Singapore appears to be drawing in more and more expatriates due to its comfortable, affluent and stable environment. However, often, as an expatriate, you will find that working in Singapore can be quite different from your home country, especially if you are from a country where there is a distinct work-life balance in place, such as Australia or New Zealand.
Working Culture in Singapore
In Singapore, it is important for an expatriate to understand the working culture before starting work to avoid getting off on the wrong foot with superiors and colleagues. For many Singaporeans, working is an integral part of their lives and it is not rare to find Singaporeans, and even expatriates, spending most of their waking hours in the office. The working hours for many jobs in Singapore are typically between 9am to 5pm or 10am to 6pm, the concept of working overtime (with or without extra pay) has become quite a social norm in the working world. The idea of working after hours is quite apparent for those amongst the upper echelons of the company, such as those with managerial positions.
Despite the fact that employees sometimes leave the office later than their official working hours, most companies do expect their staff to adhere to punctuality when it comes to clocking in. However, this may not be the case for some companies, who may be willing to allow a later reporting time for those clocking in long hours. The best way to avoid any misunderstanding about the issue of time is to of course clear it with your superior right at the start of your contract.
Another thing that one should note about the working culture in Singapore is the formality that is expected in most companies. Any complaints or issues to be raised are expected to go through the proper channel, i.e. through the human resources department. However, this is not a blanket rule as some companies do adopt an open-door policy, and employees are given the opportunity to raise any issues with their superiors. It is also not common to address superiors by their first name in Singapore. But again, it is to be noted that some companies and employers may be comfortable with a first name basis relationship.
Popular Industries for Expatriates
One of the most popular industries that attracts many expatriates is the banking and finance industry. As Singapore is considered to be Asia’s financial hub, many international banks, such as Royal Bank of Scotland and Bank of America, amongst others, have decided to set up shop on the island.
Another area that has seen a surge in expatriates over the years is the research and development (R&D) industry.
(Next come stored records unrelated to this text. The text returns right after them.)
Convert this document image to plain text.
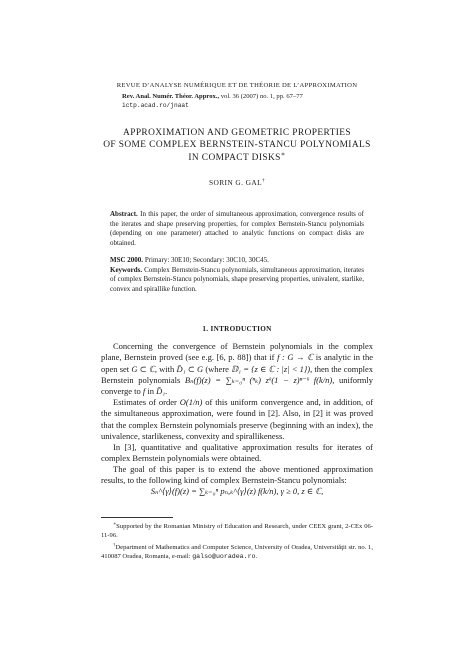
REVUE D’ANALYSE NUMÉRIQUE ET DE THÉORIE DE L’APPROXIMATION
Rev. Anal. Numér. Théor. Approx., vol. 36 (2007) no. 1, pp. 67–77
ictp.acad.ro/jnaat
APPROXIMATION AND GEOMETRIC PROPERTIES
OF SOME COMPLEX BERNSTEIN-STANCU POLYNOMIALS
IN COMPACT DISKS∗
SORIN G. GAL†
Abstract. In this paper, the order of simultaneous approximation, convergence results of the iterates and shape preserving properties, for complex Bernstein-Stancu polynomials (depending on one parameter) attached to analytic functions on compact disks are obtained.
MSC 2000. Primary: 30E10; Secondary: 30C10, 30C45.
Keywords. Complex Bernstein-Stancu polynomials, simultaneous approximation, iterates of complex Bernstein-Stancu polynomials, shape preserving properties, univalent, starlike, convex and spirallike function.
1. INTRODUCTION
Concerning the convergence of Bernstein polynomials in the complex plane, Bernstein proved (see e.g. [6, p. 88]) that if f : G → ℂ is analytic in the open set G ⊂ ℂ, with D̄₁ ⊂ G (where 𝔻₁ = {z ∈ ℂ : |z| < 1}), then the complex Bernstein polynomials Bₙ(f)(z) = ∑ₖ₌₀ⁿ (ⁿₖ) zᵏ(1 − z)ⁿ⁻ᵏ f(k/n), uniformly converge to f in D̄₁.
Estimates of order O(1/n) of this uniform convergence and, in addition, of the simultaneous approximation, were found in [2]. Also, in [2] it was proved that the complex Bernstein polynomials preserve (beginning with an index), the univalence, starlikeness, convexity and spirallikeness.
In [3], quantitative and qualitative approximation results for iterates of complex Bernstein polynomials were obtained.
The goal of this paper is to extend the above mentioned approximation results, to the following kind of complex Bernstein-Stancu polynomials:
Sₙ^⟨γ⟩(f)(z) = ∑ₖ₌₀ⁿ pₙ,ₖ^⟨γ⟩(z) f(k/n), γ ≥ 0, z ∈ ℂ,
∗Supported by the Romanian Ministry of Education and Research, under CEEX grant, 2-CEx 06-11-96.
†Department of Mathematics and Computer Science, University of Oradea, Universităţii str. no. 1, 410087 Oradea, Romania, e-mail: galso@uoradea.ro.
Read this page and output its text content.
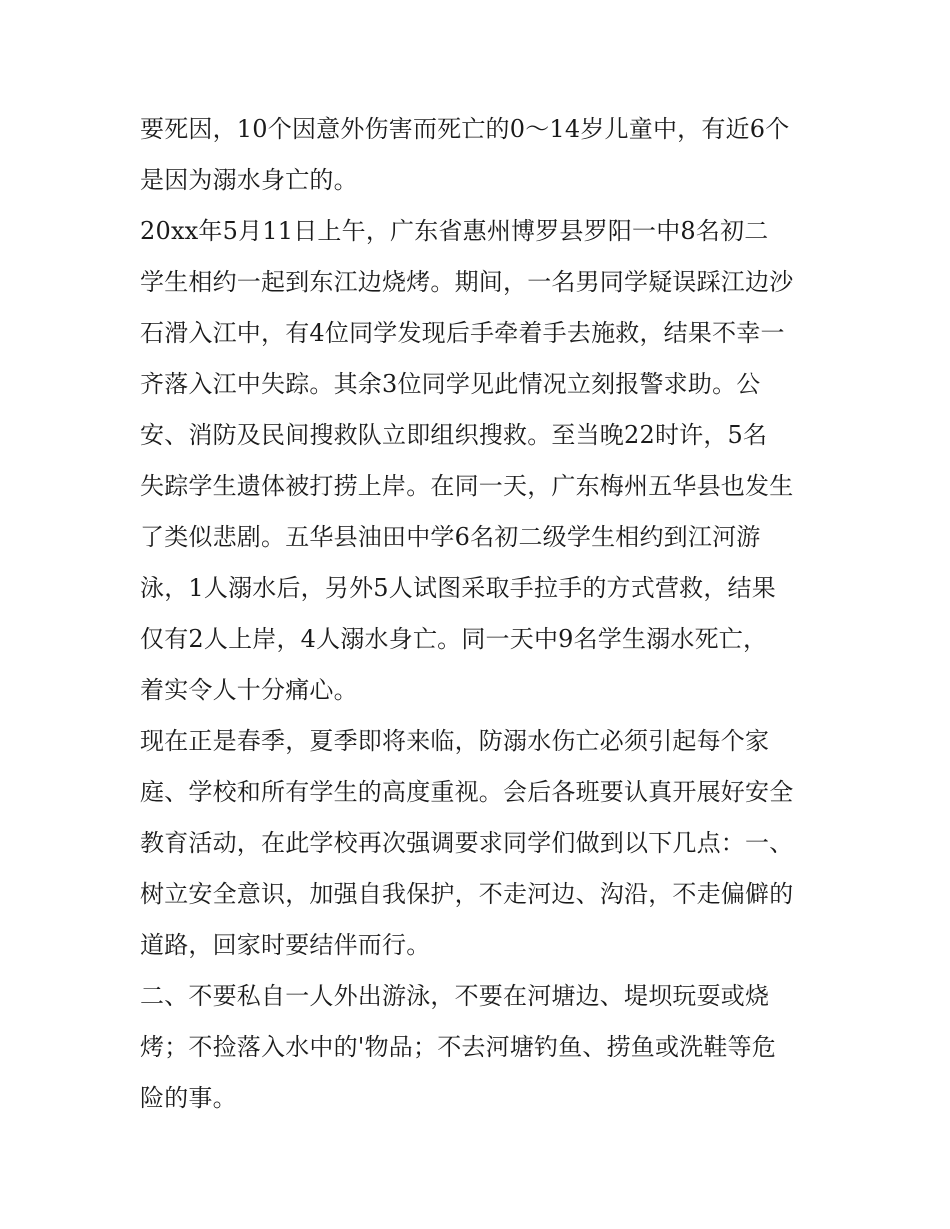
要死因，10个因意外伤害而死亡的0～14岁儿童中，有近6个
是因为溺水身亡的。
20xx年5月11日上午，广东省惠州博罗县罗阳一中8名初二
学生相约一起到东江边烧烤。期间，一名男同学疑误踩江边沙
石滑入江中，有4位同学发现后手牵着手去施救，结果不幸一
齐落入江中失踪。其余3位同学见此情况立刻报警求助。公
安、消防及民间搜救队立即组织搜救。至当晚22时许，5名
失踪学生遗体被打捞上岸。在同一天，广东梅州五华县也发生
了类似悲剧。五华县油田中学6名初二级学生相约到江河游
泳，1人溺水后，另外5人试图采取手拉手的方式营救，结果
仅有2人上岸，4人溺水身亡。同一天中9名学生溺水死亡，
着实令人十分痛心。
现在正是春季，夏季即将来临，防溺水伤亡必须引起每个家
庭、学校和所有学生的高度重视。会后各班要认真开展好安全
教育活动，在此学校再次强调要求同学们做到以下几点：一、
树立安全意识，加强自我保护，不走河边、沟沿，不走偏僻的
道路，回家时要结伴而行。
二、不要私自一人外出游泳，不要在河塘边、堤坝玩耍或烧
烤；不捡落入水中的'物品；不去河塘钓鱼、捞鱼或洗鞋等危
险的事。
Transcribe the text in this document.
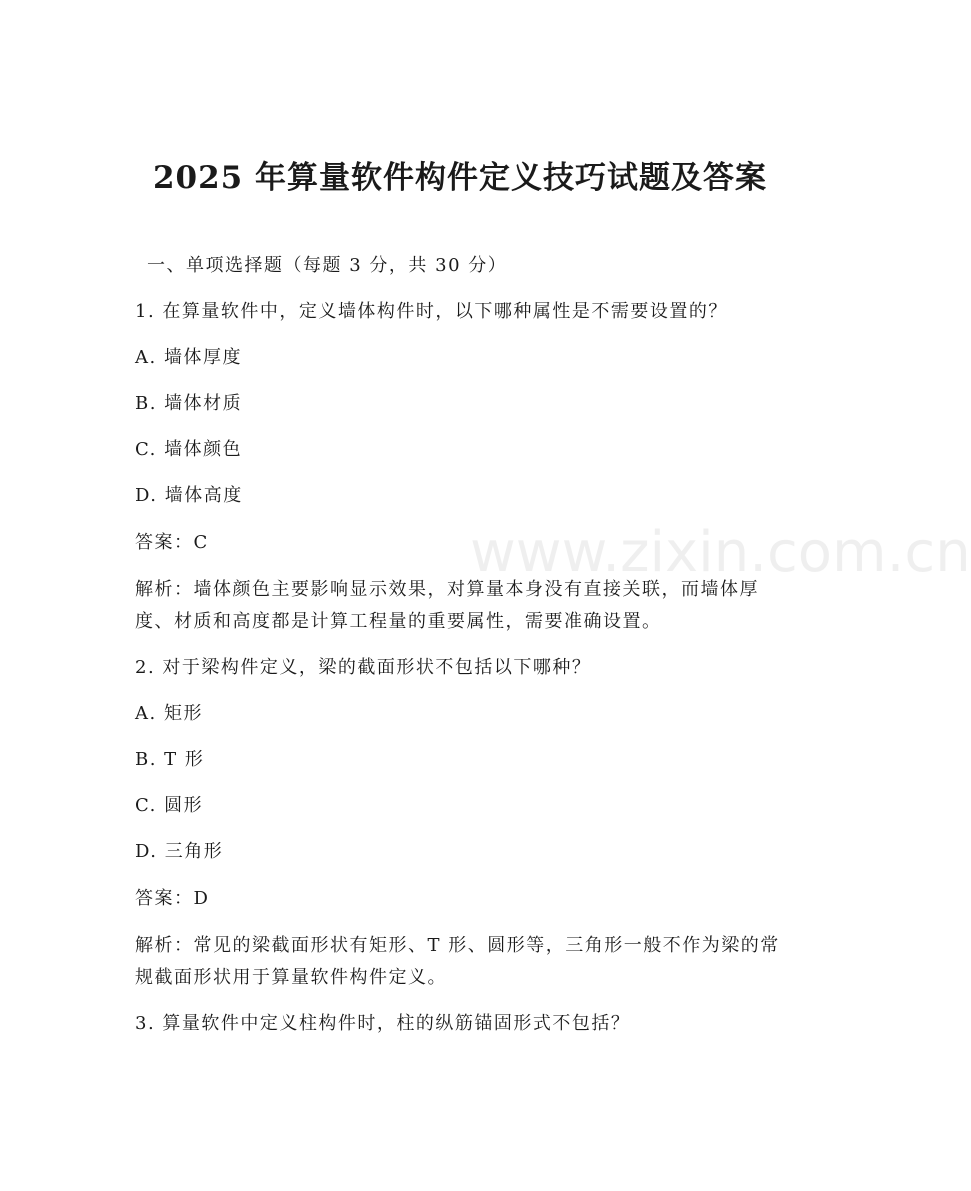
2025 年算量软件构件定义技巧试题及答案

一、单项选择题（每题 3 分，共 30 分）

1. 在算量软件中，定义墙体构件时，以下哪种属性是不需要设置的？

A. 墙体厚度

B. 墙体材质

C. 墙体颜色

D. 墙体高度

答案：C

解析：墙体颜色主要影响显示效果，对算量本身没有直接关联，而墙体厚度、材质和高度都是计算工程量的重要属性，需要准确设置。

2. 对于梁构件定义，梁的截面形状不包括以下哪种？

A. 矩形

B. T 形

C. 圆形

D. 三角形

答案：D

解析：常见的梁截面形状有矩形、T 形、圆形等，三角形一般不作为梁的常规截面形状用于算量软件构件定义。

3. 算量软件中定义柱构件时，柱的纵筋锚固形式不包括？

www.zixin.com.cn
With Singapore’s aim to move forth in the varying R&D field, which includes biomedical and pharmaceutical industries, the country has invested millions of dollars to develop this industry, including tapping in on highly skilled foreign researchers and developers to assist in its goals.
Other industries such as consultancy, communications and media, healthcare and education have also seen a steady growth of expatriates within them.
Average Salaries for Expatriates
The salary packages for expatriates in Singapore are quite lucrative in comparison to many other Southeast Asian countries. Generally, in order to be an expatriate in Singapore, you would have to secure a proper working permit from the Ministry of Manpower. The working permit would have its own salary requirements to ensure the hiring company pays a fair salary.
For those who are considered highly skilled expatriates, i.e. those who are in managerial positions and above, they would have to be awarded an Employment Pass (EP), which would require a basic salary of at least SGD $3,000 per month. Generally, highly skilled expatriates with years of experience would earn an average salary of approximately SGD $5,000 per month upwards. For those in the mid-skill employment, such as nurses and those in the healthcare sector, the average salary earned would be around SGD $2,500 per month.
Some expatriates, especially those in higher positions, may even be offered housing and transport as part of their salary packages. As this is not a requirement by the government of Singapore, the company may choose to throw in these additional benefits to attract foreign talent to work for them.